Oltre 300 escursionisti sono saliti sul Crociglia insieme alla sindaca di Ferriere Carlotta Opizzi per accendere la fiaccola all’ombra della statuta dell’arcangelo, simbolo del «no» corale al progetto del parco eolico. Dopo la manifestazione realizzata nel primo pomeriggio nel cuore di Ferriere, in tanti - armati di luci frontali, ghette e scarponi - sono partiti lungo il grande biscione di luci che ha illuminato il sentiero che dal rifugio Gaep porta alla vetta del monte.
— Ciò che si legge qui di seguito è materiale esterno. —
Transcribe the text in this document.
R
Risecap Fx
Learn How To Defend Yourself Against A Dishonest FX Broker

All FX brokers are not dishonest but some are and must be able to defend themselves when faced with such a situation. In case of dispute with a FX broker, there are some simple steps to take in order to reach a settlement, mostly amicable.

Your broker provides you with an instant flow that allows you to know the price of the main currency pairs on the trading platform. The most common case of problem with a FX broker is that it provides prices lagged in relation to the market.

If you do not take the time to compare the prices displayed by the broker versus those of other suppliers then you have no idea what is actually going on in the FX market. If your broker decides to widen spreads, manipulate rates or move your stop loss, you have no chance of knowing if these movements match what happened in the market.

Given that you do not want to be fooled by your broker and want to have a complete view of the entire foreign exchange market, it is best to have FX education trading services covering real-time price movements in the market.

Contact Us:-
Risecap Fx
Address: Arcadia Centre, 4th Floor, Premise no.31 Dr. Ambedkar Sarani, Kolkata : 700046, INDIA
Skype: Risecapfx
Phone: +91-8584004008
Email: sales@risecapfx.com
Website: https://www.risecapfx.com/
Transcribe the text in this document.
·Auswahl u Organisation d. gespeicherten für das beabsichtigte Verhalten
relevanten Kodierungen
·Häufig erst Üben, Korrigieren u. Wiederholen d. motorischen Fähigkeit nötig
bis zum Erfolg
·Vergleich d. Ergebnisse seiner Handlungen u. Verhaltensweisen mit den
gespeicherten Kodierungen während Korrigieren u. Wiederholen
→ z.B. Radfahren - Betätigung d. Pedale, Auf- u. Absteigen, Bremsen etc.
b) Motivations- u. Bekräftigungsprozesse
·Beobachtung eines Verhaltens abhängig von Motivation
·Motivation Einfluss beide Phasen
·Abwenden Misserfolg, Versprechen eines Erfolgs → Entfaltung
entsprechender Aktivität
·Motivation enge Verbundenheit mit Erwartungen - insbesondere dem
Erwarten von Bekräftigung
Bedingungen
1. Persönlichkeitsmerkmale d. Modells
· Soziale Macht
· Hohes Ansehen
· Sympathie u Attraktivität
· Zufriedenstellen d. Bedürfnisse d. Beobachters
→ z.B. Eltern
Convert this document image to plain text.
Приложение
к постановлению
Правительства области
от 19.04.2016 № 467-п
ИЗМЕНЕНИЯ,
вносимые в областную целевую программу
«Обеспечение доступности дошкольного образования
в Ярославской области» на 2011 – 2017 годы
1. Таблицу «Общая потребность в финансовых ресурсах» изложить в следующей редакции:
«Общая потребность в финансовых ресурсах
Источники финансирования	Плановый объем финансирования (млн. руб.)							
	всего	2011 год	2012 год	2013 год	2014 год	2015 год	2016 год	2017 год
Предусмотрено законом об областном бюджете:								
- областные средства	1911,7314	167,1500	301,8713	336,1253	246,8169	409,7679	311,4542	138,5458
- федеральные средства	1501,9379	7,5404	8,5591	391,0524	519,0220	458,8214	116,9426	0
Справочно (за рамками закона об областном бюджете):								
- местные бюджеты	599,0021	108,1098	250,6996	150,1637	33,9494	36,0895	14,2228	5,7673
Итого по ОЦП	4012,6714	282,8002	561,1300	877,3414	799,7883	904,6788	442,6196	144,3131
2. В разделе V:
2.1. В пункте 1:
Un grosso «no» scritto sulla neve e centinaia di escursioni armati di luci frontali che hanno illuminato la vetta del Crociglia per esprimere contrarietà al progetto che prevede l’installazione di sette pale eoliche alte 180 metri, con un diametro di 136 metri, proprio sul versante panoramico ai piedi dell’arcangelo San Raffaele.
Ai piedi della statua diventata vero e proprio simbolo del corteo che nel pomeriggio è partito dalla piazza alta del comune di Ferriere per arrivare sulla vetta dove sono stati intonati cori e slogan a sostegno delle bellezze naturali e delle montagne dell’alta val d’Aveto.
«È una battaglia di civiltà e di bellezza, la stessa bellezza che dobbiamo preservare da chi non ha alcun interesse per questo valore» commenta la guida ambientale Annalisa Guaraldo, tra gli oltre partecipanti che insieme alla sindaca Carlotta Opizzi hanno acceso la fiaccola simbolica «per fare luce - ha detto - su una montagna che non merita di essere distrutta».
«Le nostre vallate non si toccano» è il motto lanciato dagli escursionisti mentre la neve imbiancava l’arcangelo.